Question

Two springs of spring constant $1500N/m$ and $3000N/m$ respectively are stretched with the same force. They will have the potential energies in the ratio of :

• A. 1 : 2
• B. 1 : 4
• C. 4 : 1
• D. 2 : 1

Answer 1

Answer: (A)

When a body oscillates in simple harmonic. motion, it is acted upon by a restoring force which tends to bring it in the equilibrium position.

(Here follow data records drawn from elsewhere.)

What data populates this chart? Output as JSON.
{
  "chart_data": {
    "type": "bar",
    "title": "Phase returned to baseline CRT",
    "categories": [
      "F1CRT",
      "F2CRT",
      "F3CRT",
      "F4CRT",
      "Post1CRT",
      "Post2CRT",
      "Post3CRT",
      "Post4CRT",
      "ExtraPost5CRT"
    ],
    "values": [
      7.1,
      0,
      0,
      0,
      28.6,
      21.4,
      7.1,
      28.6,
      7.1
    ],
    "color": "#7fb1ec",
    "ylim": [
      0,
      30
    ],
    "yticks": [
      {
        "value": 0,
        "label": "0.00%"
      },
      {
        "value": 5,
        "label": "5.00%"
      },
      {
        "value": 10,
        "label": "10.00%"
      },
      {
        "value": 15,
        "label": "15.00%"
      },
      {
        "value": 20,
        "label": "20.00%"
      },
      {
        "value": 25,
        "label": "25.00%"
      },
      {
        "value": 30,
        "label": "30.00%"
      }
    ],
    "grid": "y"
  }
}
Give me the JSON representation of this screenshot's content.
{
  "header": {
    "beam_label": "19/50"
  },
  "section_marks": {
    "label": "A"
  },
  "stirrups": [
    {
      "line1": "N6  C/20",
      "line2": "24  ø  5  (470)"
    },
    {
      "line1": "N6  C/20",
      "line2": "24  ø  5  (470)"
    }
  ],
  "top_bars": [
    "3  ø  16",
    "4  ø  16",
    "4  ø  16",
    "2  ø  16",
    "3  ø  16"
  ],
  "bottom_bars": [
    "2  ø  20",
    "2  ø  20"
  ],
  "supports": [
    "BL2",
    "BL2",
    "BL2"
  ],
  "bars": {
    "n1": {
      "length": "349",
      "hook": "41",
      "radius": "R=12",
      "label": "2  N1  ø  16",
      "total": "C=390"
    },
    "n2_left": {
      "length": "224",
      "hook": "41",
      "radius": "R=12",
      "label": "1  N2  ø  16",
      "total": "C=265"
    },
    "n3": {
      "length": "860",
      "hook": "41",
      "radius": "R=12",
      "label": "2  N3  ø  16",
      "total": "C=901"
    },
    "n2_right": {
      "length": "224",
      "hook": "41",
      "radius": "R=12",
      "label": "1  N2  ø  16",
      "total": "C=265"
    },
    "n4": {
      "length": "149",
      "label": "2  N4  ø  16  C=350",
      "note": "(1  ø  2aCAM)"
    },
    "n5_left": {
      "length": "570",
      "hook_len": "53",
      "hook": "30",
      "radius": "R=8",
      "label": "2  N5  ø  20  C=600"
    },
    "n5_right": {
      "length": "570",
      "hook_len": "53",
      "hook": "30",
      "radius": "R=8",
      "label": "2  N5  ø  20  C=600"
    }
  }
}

Due to this force there is potential energy in the body.

Restoring force acting on body is
$F=$ mass $\times$ acceleration
$=m{\omega }^{2}x$
where, $\omega$ is angular frequency and $x$ is displacement.
The work done in displacing the body appears as potential energy $U$.
$U=W=\underset{0}{\overset{\alpha }{\int }}m{\omega }^{2}xdx=m{\omega }^2\frac{x^2}{2}$
Here, $m{\omega }^2=k=$ spring constant.
$\therefore U_1=\frac{1}{2}{k}_1{x}^2,$
$U_2=\frac{1}{2}{k}_2{x}^2$
$\therefore \frac{U_1}{U_2}=\frac{1500}{3000}=\frac{1}{2}$
$\therefore U_1:U_2=1:2$